American Petroleum Institute President and CEO Mike Sommers underscored the same concerns.

“Between the Atlantic Coast Pipeline cancellation and now the ruling to shut down the Dakota Access Pipeline — we are deeply troubled by these setbacks for U.S. energy leadership,” Sommers said in a statement.

“Our nation’s outdated and convoluted permitting rules are opening the door for a barrage of baseless, activist-led litigation, undermining American energy progress and denying local communities the environmental, employment and economic benefits modern pipelines provide,” he said. “The need to reform our broken permitting system has never been more urgent.”

Political strategists have assumed Biden would walk a very moderate line on energy policy in a swing state like Pennsylvania in order to win back blue-collar workers — such as Steamfitters— who defected from the Democrats to hand President Trump his unlikely 2016 victory.

But recent polling shows Biden continuing to lead Trump in Pennsylvania despite his pledge to ban any new fracking — a sign that the election could be more of a referendum on the COVID-19 crisis and Trump than jobs or the economy.

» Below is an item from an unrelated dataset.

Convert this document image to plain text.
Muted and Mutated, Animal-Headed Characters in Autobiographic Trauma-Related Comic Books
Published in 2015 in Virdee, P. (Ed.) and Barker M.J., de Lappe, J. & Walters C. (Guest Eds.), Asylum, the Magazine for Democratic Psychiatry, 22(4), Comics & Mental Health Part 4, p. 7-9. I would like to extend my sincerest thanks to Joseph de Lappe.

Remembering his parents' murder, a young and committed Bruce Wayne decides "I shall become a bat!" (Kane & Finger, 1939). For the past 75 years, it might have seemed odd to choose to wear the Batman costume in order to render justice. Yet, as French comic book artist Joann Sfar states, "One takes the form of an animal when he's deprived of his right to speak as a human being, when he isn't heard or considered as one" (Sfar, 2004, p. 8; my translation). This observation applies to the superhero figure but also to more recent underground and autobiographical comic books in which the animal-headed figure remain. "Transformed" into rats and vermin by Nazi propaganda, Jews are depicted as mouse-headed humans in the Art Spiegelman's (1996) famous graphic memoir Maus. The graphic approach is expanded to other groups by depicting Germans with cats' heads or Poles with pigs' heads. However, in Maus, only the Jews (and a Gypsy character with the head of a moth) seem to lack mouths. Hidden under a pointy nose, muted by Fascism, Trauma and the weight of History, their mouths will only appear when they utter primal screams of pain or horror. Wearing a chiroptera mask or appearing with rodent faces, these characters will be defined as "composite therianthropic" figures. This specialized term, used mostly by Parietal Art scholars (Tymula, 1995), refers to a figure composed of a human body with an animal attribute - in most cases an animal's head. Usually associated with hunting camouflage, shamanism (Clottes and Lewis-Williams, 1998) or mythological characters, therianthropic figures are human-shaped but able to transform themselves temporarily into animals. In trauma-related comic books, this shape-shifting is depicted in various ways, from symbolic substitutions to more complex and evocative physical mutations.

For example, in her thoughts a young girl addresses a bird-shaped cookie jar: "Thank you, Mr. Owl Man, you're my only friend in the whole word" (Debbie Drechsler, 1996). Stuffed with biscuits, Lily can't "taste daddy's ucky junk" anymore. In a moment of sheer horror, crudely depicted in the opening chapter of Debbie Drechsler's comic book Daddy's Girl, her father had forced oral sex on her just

One recent bright spot for the industry was a June decision by the U.S. Department of Transportation finalizing its rules to allow transport of liquified natural gas by rail. But that method is every bit as politicized and controversial as pipelines and could just as easily be overturned in a Biden administration.

Natural gas has been trading at 10-year lows as producers sit on a glut of inventory that threatens to last for months.